Tick one box and your £100 donation becomes £125 to the charity, at no extra cost to you. Here is how Gift Aid works and the extra relief higher earners can reclaim.
Gift Aid is one of the simplest pieces of tax relief in the UK: tick a box, and the charity you support gets 25% more, funded by HMRC rather than your pocket. For higher earners there is an extra layer of relief that goes back to you personally. Yet many donors either forget to claim it or, occasionally, claim it when they should not.
When you make a donation, you give it out of income you have already paid tax on. Gift Aid lets the charity reclaim that basic-rate tax. The maths works because your donation is treated as the net of a larger gross amount that was taxed at 20%.
If you donate £100, that is treated as 80% of a £125 gross donation. The 20% tax on £125 is £25, which the charity reclaims from HMRC. So your £100 turns into £125 for the cause, the extra £25 being the basic-rate tax refunded.
The charity only ever reclaims the basic 20% rate. But if you pay tax at a higher rate, you have effectively overpaid, and you can claim the difference back yourself.
You make this claim through your Self Assessment return or by telling HMRC. See higher-rate tax for how the bands work.
Aisha is a higher-rate taxpayer (40%) and donates £400 to charity during 2025/26, ticking the Gift Aid box.
Step 1 — the charity's reclaim. Her £400 is the net of a £500 gross donation (£400 ÷ 0.80). The charity reclaims 20% of £500 = £100 from HMRC. The charity now has £500.
Step 2 — Aisha's personal relief. As a 40% taxpayer she can claim the difference between 40% and 20% on the £500 gross donation: 20% × £500 = £100, claimed back through Self Assessment.

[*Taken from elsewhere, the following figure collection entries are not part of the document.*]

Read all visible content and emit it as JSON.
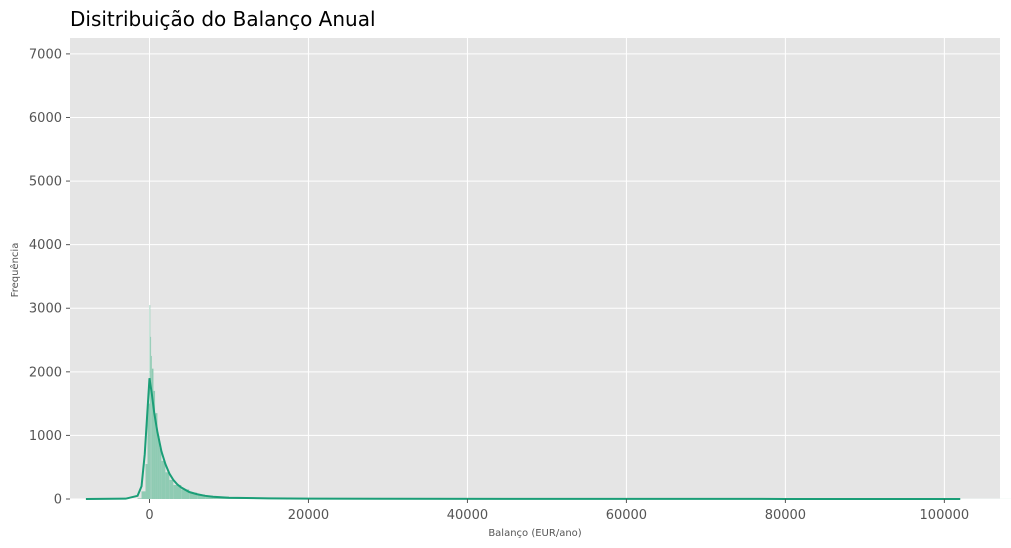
{
  "chart_data": {
    "type": "histogram",
    "title": "Disitribuição do Balanço Anual",
    "xlabel": "Balanço (EUR/ano)",
    "ylabel": "Frequência",
    "xlim": [
      -10000,
      107000
    ],
    "ylim": [
      0,
      7250
    ],
    "xticks": [
      0,
      20000,
      40000,
      60000,
      80000,
      100000
    ],
    "yticks": [
      0,
      1000,
      2000,
      3000,
      4000,
      5000,
      6000,
      7000
    ],
    "grid": true,
    "background_color": "#e5e5e5",
    "grid_color": "#ffffff",
    "bar_color": "#8fcbb3",
    "kde_color": "#1b9e77",
    "bins": {
      "x": [
        -1500,
        -1000,
        -500,
        -250,
        0,
        100,
        200,
        300,
        500,
        700,
        1000,
        1250,
        1500,
        2000,
        2500,
        3000,
        4000,
        5000,
        6000,
        7000,
        8000,
        10000,
        15000,
        20000,
        30000,
        50000,
        80000,
        102000
      ],
      "counts": [
        10,
        120,
        550,
        1500,
        3050,
        2550,
        2250,
        2050,
        1700,
        1350,
        1000,
        800,
        600,
        420,
        300,
        220,
        150,
        100,
        70,
        50,
        35,
        20,
        12,
        8,
        5,
        3,
        2,
        1
      ]
    },
    "kde": {
      "x": [
        -8000,
        -3000,
        -1500,
        -1000,
        -600,
        -300,
        0,
        300,
        600,
        1000,
        1500,
        2000,
        2500,
        3000,
        3500,
        4000,
        5000,
        6000,
        7000,
        8000,
        10000,
        15000,
        20000,
        30000,
        50000,
        80000,
        102000
      ],
      "y": [
        0,
        5,
        50,
        200,
        700,
        1300,
        1900,
        1650,
        1350,
        1050,
        750,
        550,
        400,
        300,
        230,
        180,
        110,
        75,
        50,
        35,
        20,
        10,
        6,
        4,
        2,
        1,
        0
      ]
    }
  }
}
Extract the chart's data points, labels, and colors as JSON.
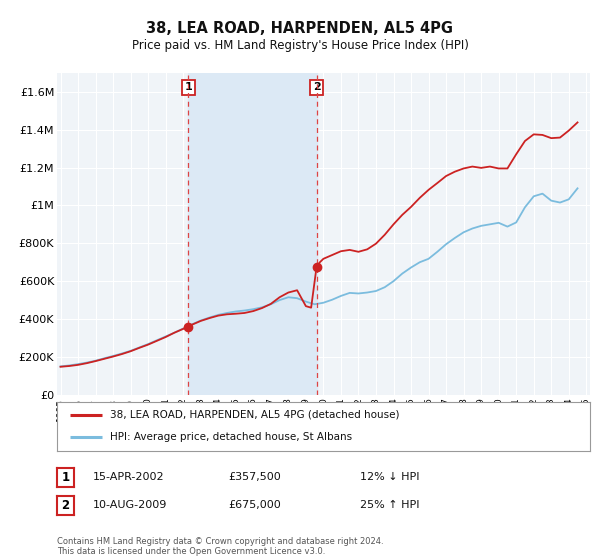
{
  "title": "38, LEA ROAD, HARPENDEN, AL5 4PG",
  "subtitle": "Price paid vs. HM Land Registry's House Price Index (HPI)",
  "legend_line1": "38, LEA ROAD, HARPENDEN, AL5 4PG (detached house)",
  "legend_line2": "HPI: Average price, detached house, St Albans",
  "footnote1": "Contains HM Land Registry data © Crown copyright and database right 2024.",
  "footnote2": "This data is licensed under the Open Government Licence v3.0.",
  "sale1_date": "15-APR-2002",
  "sale1_price": "£357,500",
  "sale1_hpi": "12% ↓ HPI",
  "sale2_date": "10-AUG-2009",
  "sale2_price": "£675,000",
  "sale2_hpi": "25% ↑ HPI",
  "sale1_x": 2002.29,
  "sale1_y": 357500,
  "sale2_x": 2009.61,
  "sale2_y": 675000,
  "vline1_x": 2002.29,
  "vline2_x": 2009.61,
  "shade_x1": 2002.29,
  "shade_x2": 2009.61,
  "hpi_color": "#7bbcde",
  "price_color": "#cc2222",
  "dot_color": "#cc2222",
  "vline_color": "#dd4444",
  "background_color": "#ffffff",
  "plot_bg_color": "#f0f4f8",
  "shade_color": "#dce9f5",
  "grid_color": "#ffffff",
  "border_color": "#bbbbbb",
  "ylim_min": 0,
  "ylim_max": 1700000,
  "xlim_min": 1994.8,
  "xlim_max": 2025.2,
  "yticks": [
    0,
    200000,
    400000,
    600000,
    800000,
    1000000,
    1200000,
    1400000,
    1600000
  ],
  "ytick_labels": [
    "£0",
    "£200K",
    "£400K",
    "£600K",
    "£800K",
    "£1M",
    "£1.2M",
    "£1.4M",
    "£1.6M"
  ],
  "hpi_data_x": [
    1995.0,
    1995.5,
    1996.0,
    1996.5,
    1997.0,
    1997.5,
    1998.0,
    1998.5,
    1999.0,
    1999.5,
    2000.0,
    2000.5,
    2001.0,
    2001.5,
    2002.0,
    2002.5,
    2003.0,
    2003.5,
    2004.0,
    2004.5,
    2005.0,
    2005.5,
    2006.0,
    2006.5,
    2007.0,
    2007.5,
    2008.0,
    2008.5,
    2009.0,
    2009.5,
    2010.0,
    2010.5,
    2011.0,
    2011.5,
    2012.0,
    2012.5,
    2013.0,
    2013.5,
    2014.0,
    2014.5,
    2015.0,
    2015.5,
    2016.0,
    2016.5,
    2017.0,
    2017.5,
    2018.0,
    2018.5,
    2019.0,
    2019.5,
    2020.0,
    2020.5,
    2021.0,
    2021.5,
    2022.0,
    2022.5,
    2023.0,
    2023.5,
    2024.0,
    2024.5
  ],
  "hpi_data_y": [
    150000,
    155000,
    162000,
    170000,
    180000,
    193000,
    205000,
    218000,
    232000,
    250000,
    268000,
    288000,
    308000,
    328000,
    350000,
    372000,
    392000,
    408000,
    422000,
    432000,
    440000,
    445000,
    452000,
    462000,
    478000,
    500000,
    515000,
    510000,
    492000,
    478000,
    486000,
    502000,
    522000,
    538000,
    535000,
    540000,
    548000,
    568000,
    600000,
    640000,
    672000,
    700000,
    718000,
    755000,
    795000,
    828000,
    858000,
    878000,
    892000,
    900000,
    908000,
    888000,
    910000,
    990000,
    1048000,
    1062000,
    1025000,
    1015000,
    1032000,
    1090000
  ],
  "price_data_x": [
    1995.0,
    1995.5,
    1996.0,
    1996.5,
    1997.0,
    1997.5,
    1998.0,
    1998.5,
    1999.0,
    1999.5,
    2000.0,
    2000.5,
    2001.0,
    2001.5,
    2002.0,
    2002.29,
    2002.5,
    2003.0,
    2003.5,
    2004.0,
    2004.5,
    2005.0,
    2005.5,
    2006.0,
    2006.5,
    2007.0,
    2007.5,
    2008.0,
    2008.5,
    2009.0,
    2009.3,
    2009.61,
    2009.8,
    2010.0,
    2010.5,
    2011.0,
    2011.5,
    2012.0,
    2012.5,
    2013.0,
    2013.5,
    2014.0,
    2014.5,
    2015.0,
    2015.5,
    2016.0,
    2016.5,
    2017.0,
    2017.5,
    2018.0,
    2018.5,
    2019.0,
    2019.5,
    2020.0,
    2020.5,
    2021.0,
    2021.5,
    2022.0,
    2022.5,
    2023.0,
    2023.5,
    2024.0,
    2024.5
  ],
  "price_data_y": [
    148000,
    152000,
    158000,
    167000,
    178000,
    190000,
    202000,
    215000,
    230000,
    248000,
    265000,
    285000,
    305000,
    328000,
    348000,
    357500,
    370000,
    390000,
    405000,
    418000,
    425000,
    428000,
    432000,
    442000,
    458000,
    480000,
    515000,
    540000,
    552000,
    468000,
    460000,
    675000,
    700000,
    718000,
    738000,
    758000,
    765000,
    755000,
    768000,
    798000,
    845000,
    900000,
    950000,
    992000,
    1040000,
    1082000,
    1118000,
    1155000,
    1178000,
    1195000,
    1205000,
    1198000,
    1205000,
    1195000,
    1195000,
    1270000,
    1340000,
    1375000,
    1372000,
    1355000,
    1358000,
    1395000,
    1438000
  ]
}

| Who benefits | Amount | How |
|---|---|---|
| The charity receives | £500 | £400 gift + £100 Gift Aid |
| Aisha gets back | £100 | Higher-rate relief via Self Assessment |
| Aisha's true cost | £300 | £400 − £100 relief |
So a £500 benefit to the charity costs Aisha just £300. Run your income through the salary calculator to confirm your marginal rate first.
There is one important catch. You can only Gift Aid donations if you have paid at least as much income tax or capital gains tax in the tax year as all the charities will reclaim on your gifts. If you donate £400 with Gift Aid, charities reclaim £100, so you must have paid at least £100 in tax that year.
If you have not, perhaps your income is below the £12,570 Personal Allowance, HMRC can ask you to repay the shortfall. This is why non-taxpayers and many low-income pensioners should leave the Gift Aid box unticked. Gift Aid can also be applied to charity shop sales of your donated goods and to some membership subscriptions, but the same tax-paid rule always applies.
Gift Aid is the closest thing to free money in the tax system, but only if you have paid the tax it reclaims. Tick the box as a taxpayer; leave it blank if you are not.